A Argentina argumenta, com mais ênfase desde o início do governo de Néstor Kirchner, que uma invasão de produtos brasileiros estava causando danos às empresas nacionais. Sob ameaça de retaliações mais efetivas pela Argentina, os empresários dos dois países, após negociações, concordaram em estabelecer limites para calçados, eletrodomésticos (geladeiras, máquinas de lavar e fogões) e outros produtos. Com o sinal emitido por seu governo, diversos setores empresariais argentinos também clamaram por proteção, o que levou a novas investidas dos argentinos para a ampliação de barreiras ao comércio no Mercosul - uma aberração em uma união aduaneira.
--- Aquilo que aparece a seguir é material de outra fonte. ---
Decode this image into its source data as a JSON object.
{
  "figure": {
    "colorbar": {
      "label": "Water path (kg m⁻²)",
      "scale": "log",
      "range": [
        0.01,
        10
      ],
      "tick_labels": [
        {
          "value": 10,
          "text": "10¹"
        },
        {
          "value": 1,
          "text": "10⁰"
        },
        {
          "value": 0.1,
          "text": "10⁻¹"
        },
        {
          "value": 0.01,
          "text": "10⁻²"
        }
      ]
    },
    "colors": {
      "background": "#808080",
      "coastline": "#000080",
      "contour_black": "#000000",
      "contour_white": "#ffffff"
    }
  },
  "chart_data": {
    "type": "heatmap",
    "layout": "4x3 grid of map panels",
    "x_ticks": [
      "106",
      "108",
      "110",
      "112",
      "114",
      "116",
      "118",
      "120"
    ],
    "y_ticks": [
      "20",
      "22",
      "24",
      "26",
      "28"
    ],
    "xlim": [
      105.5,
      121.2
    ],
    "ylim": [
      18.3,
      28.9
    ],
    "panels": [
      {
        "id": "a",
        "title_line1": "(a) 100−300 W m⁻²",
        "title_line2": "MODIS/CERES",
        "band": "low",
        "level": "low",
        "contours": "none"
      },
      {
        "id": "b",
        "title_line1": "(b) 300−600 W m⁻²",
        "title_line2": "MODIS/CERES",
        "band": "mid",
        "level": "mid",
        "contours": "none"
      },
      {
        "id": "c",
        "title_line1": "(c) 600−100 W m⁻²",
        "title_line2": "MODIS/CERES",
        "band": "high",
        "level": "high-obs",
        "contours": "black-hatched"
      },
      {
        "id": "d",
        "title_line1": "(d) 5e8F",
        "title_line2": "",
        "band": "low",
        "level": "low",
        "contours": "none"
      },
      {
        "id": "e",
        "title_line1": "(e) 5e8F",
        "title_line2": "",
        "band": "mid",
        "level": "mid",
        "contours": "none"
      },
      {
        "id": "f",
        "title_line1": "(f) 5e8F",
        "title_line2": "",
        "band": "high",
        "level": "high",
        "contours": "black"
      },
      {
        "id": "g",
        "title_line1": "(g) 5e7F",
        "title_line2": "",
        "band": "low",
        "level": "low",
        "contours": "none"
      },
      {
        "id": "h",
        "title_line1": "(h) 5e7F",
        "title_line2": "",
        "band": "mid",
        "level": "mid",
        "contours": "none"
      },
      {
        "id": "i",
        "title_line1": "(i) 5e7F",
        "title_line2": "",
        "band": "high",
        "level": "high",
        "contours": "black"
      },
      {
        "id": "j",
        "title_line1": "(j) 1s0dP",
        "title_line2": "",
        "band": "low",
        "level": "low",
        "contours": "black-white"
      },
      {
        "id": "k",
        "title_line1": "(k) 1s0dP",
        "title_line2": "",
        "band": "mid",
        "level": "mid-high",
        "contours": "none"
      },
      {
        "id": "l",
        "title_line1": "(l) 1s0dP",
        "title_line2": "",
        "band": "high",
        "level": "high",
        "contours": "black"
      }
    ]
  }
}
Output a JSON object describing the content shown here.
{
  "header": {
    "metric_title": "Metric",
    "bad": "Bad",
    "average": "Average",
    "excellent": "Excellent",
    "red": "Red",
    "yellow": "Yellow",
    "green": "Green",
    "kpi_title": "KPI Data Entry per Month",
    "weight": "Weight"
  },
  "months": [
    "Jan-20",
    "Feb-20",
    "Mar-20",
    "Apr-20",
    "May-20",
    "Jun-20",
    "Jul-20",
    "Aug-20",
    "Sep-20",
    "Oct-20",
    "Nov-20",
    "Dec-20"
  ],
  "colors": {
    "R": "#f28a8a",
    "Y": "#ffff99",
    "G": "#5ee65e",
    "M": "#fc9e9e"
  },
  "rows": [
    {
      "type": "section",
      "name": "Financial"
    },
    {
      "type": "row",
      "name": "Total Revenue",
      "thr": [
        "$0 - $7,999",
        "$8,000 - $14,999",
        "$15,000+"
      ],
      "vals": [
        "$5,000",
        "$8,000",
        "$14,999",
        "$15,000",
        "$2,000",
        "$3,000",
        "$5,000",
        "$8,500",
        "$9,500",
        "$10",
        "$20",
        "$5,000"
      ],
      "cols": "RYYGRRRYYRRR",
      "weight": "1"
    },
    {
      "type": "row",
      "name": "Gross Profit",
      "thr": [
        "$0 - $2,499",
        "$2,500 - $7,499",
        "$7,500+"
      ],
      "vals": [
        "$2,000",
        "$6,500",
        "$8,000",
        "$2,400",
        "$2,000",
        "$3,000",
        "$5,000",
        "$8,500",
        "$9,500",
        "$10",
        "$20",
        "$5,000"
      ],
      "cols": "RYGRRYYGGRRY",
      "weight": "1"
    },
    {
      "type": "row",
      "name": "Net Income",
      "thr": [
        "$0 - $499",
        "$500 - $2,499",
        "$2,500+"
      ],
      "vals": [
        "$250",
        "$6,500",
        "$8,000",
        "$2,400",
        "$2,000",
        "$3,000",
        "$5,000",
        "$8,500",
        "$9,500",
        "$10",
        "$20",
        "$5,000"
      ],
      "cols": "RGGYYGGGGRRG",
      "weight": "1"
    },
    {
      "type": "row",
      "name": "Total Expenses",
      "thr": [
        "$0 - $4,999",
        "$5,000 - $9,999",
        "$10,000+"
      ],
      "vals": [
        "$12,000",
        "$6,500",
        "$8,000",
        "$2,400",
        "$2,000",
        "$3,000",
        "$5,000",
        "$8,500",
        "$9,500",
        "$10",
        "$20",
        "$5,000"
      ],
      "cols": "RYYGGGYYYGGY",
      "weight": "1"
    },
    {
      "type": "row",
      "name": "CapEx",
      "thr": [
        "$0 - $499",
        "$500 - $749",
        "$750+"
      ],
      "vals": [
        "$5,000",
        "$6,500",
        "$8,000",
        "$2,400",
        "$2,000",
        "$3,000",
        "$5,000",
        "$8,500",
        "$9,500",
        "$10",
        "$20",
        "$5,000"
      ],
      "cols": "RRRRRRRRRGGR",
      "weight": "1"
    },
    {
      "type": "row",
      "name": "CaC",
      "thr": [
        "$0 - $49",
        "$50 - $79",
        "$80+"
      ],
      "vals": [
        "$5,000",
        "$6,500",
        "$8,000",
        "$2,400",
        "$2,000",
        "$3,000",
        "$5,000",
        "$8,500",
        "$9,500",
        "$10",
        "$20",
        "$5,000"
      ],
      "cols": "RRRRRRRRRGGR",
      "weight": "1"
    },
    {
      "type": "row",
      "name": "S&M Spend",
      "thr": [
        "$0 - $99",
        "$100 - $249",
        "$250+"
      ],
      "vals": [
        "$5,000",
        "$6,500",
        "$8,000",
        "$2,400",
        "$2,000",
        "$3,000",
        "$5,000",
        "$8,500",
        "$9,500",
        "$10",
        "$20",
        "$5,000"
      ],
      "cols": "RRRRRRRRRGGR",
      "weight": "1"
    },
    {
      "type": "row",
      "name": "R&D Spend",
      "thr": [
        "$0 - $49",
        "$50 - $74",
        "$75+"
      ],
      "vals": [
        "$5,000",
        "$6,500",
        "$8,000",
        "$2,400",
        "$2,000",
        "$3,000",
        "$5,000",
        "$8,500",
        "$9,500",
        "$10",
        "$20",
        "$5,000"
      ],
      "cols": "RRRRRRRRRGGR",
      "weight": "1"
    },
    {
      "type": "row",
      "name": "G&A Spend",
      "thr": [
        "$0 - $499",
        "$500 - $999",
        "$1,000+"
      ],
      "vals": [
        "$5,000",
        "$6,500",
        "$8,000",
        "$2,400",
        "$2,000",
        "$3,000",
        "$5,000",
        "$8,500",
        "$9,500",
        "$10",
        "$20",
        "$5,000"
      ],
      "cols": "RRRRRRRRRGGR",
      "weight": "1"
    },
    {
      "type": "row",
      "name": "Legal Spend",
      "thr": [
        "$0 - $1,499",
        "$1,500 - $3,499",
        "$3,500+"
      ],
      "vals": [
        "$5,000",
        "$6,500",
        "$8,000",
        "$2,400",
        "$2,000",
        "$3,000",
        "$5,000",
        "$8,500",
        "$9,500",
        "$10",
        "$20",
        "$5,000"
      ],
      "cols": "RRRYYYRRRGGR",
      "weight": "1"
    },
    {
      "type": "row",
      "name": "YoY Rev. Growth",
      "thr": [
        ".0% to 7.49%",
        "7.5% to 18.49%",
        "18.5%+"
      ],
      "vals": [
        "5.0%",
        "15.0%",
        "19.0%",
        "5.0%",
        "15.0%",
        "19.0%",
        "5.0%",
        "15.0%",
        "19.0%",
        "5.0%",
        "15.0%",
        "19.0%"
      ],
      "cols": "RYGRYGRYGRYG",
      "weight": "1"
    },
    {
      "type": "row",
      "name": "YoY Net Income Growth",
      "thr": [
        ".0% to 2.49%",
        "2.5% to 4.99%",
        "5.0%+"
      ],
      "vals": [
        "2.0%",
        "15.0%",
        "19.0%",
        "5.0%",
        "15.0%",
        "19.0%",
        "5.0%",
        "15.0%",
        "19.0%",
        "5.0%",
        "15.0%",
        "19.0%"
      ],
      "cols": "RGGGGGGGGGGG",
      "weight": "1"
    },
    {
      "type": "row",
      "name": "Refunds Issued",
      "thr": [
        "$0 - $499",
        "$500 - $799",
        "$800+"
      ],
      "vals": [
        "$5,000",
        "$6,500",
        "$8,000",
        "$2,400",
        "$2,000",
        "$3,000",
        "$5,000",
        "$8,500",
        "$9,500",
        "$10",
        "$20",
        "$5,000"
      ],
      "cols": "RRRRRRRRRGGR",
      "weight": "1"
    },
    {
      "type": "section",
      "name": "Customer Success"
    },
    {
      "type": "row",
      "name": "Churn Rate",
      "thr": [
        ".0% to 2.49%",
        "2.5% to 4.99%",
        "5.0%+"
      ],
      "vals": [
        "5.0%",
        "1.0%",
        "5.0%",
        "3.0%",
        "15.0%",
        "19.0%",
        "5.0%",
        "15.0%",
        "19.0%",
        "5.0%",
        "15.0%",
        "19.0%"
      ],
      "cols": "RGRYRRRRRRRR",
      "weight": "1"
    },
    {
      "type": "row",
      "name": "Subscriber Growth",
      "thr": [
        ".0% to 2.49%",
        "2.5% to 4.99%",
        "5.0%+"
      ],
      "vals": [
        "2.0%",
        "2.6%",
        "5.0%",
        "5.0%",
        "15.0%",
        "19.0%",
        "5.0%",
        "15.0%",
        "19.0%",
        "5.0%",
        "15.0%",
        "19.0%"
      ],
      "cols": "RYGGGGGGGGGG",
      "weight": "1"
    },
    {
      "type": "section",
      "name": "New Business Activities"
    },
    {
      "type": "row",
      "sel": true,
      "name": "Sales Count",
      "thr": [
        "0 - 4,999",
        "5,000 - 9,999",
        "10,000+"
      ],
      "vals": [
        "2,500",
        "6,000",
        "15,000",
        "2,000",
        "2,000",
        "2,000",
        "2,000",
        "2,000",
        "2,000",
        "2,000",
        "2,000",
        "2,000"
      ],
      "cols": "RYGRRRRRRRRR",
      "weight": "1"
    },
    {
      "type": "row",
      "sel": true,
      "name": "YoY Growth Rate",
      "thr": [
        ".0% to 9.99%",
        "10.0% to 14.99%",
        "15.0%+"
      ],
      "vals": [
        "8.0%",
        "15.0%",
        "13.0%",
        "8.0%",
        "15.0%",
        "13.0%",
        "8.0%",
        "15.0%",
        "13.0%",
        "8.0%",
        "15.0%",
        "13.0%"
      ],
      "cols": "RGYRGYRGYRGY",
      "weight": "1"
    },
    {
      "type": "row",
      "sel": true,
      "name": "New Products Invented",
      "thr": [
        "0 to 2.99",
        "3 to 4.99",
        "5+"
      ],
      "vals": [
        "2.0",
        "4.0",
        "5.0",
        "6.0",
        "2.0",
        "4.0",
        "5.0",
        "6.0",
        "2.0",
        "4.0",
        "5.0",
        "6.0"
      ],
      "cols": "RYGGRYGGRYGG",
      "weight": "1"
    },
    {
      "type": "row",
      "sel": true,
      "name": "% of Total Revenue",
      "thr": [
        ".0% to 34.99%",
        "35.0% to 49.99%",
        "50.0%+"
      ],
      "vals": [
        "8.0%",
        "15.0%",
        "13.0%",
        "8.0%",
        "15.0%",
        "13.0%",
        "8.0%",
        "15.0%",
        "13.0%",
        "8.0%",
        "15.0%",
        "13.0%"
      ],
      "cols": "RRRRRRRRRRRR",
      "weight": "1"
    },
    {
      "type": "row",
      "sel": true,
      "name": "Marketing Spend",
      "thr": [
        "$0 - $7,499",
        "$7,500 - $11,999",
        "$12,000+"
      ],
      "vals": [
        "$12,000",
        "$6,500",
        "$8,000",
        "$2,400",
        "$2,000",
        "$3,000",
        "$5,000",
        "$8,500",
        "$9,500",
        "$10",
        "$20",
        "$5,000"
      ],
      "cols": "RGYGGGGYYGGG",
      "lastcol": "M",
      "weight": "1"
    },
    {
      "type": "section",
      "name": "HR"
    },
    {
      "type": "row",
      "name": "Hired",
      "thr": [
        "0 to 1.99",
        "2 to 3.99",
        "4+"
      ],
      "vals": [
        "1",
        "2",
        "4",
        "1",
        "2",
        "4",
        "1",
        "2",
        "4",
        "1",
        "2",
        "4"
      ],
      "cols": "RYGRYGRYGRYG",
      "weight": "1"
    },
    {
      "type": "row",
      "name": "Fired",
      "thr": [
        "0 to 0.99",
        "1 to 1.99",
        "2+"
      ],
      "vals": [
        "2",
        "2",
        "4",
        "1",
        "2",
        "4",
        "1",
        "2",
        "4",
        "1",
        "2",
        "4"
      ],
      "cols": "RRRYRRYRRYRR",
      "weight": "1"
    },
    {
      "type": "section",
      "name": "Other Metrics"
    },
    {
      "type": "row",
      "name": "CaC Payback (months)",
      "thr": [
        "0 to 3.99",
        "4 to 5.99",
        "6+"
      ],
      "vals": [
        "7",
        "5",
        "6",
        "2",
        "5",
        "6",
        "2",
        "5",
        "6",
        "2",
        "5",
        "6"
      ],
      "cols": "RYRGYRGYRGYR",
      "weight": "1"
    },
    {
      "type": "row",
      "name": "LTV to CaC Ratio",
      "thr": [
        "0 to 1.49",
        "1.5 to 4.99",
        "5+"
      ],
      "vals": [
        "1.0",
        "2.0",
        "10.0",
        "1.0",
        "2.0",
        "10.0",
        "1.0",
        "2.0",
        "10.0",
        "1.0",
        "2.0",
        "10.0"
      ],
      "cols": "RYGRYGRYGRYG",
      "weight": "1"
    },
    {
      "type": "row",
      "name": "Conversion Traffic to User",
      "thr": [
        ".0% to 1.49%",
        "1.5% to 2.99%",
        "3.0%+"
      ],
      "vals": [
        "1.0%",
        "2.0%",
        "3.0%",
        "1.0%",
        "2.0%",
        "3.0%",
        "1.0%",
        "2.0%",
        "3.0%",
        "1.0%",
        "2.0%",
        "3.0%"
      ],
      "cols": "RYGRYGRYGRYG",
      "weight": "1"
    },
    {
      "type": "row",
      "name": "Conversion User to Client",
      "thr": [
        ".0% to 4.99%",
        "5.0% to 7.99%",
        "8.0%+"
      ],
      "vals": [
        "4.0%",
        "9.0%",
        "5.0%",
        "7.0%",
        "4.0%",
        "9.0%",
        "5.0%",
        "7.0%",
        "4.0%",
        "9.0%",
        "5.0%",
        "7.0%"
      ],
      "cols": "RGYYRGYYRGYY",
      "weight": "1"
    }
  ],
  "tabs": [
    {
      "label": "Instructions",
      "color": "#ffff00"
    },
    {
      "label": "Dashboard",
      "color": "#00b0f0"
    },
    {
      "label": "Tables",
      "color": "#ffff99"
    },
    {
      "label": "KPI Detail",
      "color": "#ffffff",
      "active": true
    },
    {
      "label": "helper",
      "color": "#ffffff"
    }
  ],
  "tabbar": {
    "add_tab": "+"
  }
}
O Brasil cedeu ao apelo dos argentinos, em um dos maiores recuos institucionais do Mercosul. O Mecanismo de Adaptação Competitiva foi criado, de forma a proporcionar um ritual e um cronograma para o exame e a decisão das proteções comerciais reivindicadas.

Seria natural que, após expirado o prazo para as cotas estabelecidas, elas cedessem o lugar para a aplicação do MAC, que não deveria existir, mas que, existindo, tem a virtude de conter a arbitrariedade e o subjetivismo das medidas unilaterais do governo argentino. O governo argentino, por seu lado, não aceita amarras que possam comprometer suas ações e prefere jogar um jogo que pode beneficiar até certo ponto a indústria argentina, porém, de outro, prejudica as empresas brasileiras.

No caso dos calçados, as exportações brasileiras para a Argentina permaneceram estacionadas em 13 milhões de pares. De um ano para outro, porém, a Argentina praticamente dobrou as importações de calçados chineses, que já ultrapassam 2 milhões de pares. Os resultados da proteção advinda da "guerra das geladeiras" não foi alentadora para as companhias brasileiras. Entre 2003 e 2005, a produção da indústria argentina cresceu 124%, enquanto que a compra de fornecedores não-brasileiros mais que triplicou - subiu 272%. As vendas brasileiras ao vizinho cresceram apenas 13%. Nos primeiros cinco meses de 2004, a Argentina importava 155 mil unidades do Brasil. Dois anos depois, comprou 119 mil, enquanto as importações de outros países aumentou de 7 mil para 19 mil unidades.

A China tem sido a principal beneficiada pelo crescimento industrial argentino em várias frentes. O Brasil fornecia 77% dos utensílios domésticos importados pelo vizinho no primeiro quadrimestre de 2002. Quatro anos depois, esse percentual encolheu para 19%, enquanto que a fatia da China no período saltou de 19% para 79%, como informou o Valor (6 de julho). A aceitação da China como economia de livre mercado abriu ambos os mercados para mercadorias de preços mais baixos. As exportações chinesas à Argentina foram multiplicadas por sete desde 2003 e chegam a US$ 3,2 bilhões (ante US$ 11,9 bilhões das do Brasil). Aparentemente, o espírito nacionalista que inspirou barreira a produtos de um parceiro comercial do Mercosul não tem sido tão aguerrido diante de outros países.

Há vários acordos de restrição ainda em andamento, mas parece lógico que, uma vez aceito o MAC, como queria o governo argentino, eles deixem de existir após o fim de seu prazo. As alegações de danos à indústria local precisará ser circunstanciada e provada, deixando de bastar pressões, sobre o governo Kirchner, de setores que perderam competitividade. A tolerância diante das dificuldades argentinas precisa seguir o compasso da economia. A Argentina já recuperou o terreno perdido pela dramática crise econômica e tem crescido mais de 8% nos últimos dois anos. Em decorrência, suas importações estão aumentando. Não há qualquer sentido em restringir a presença brasileira em proveito de outros concorrentes.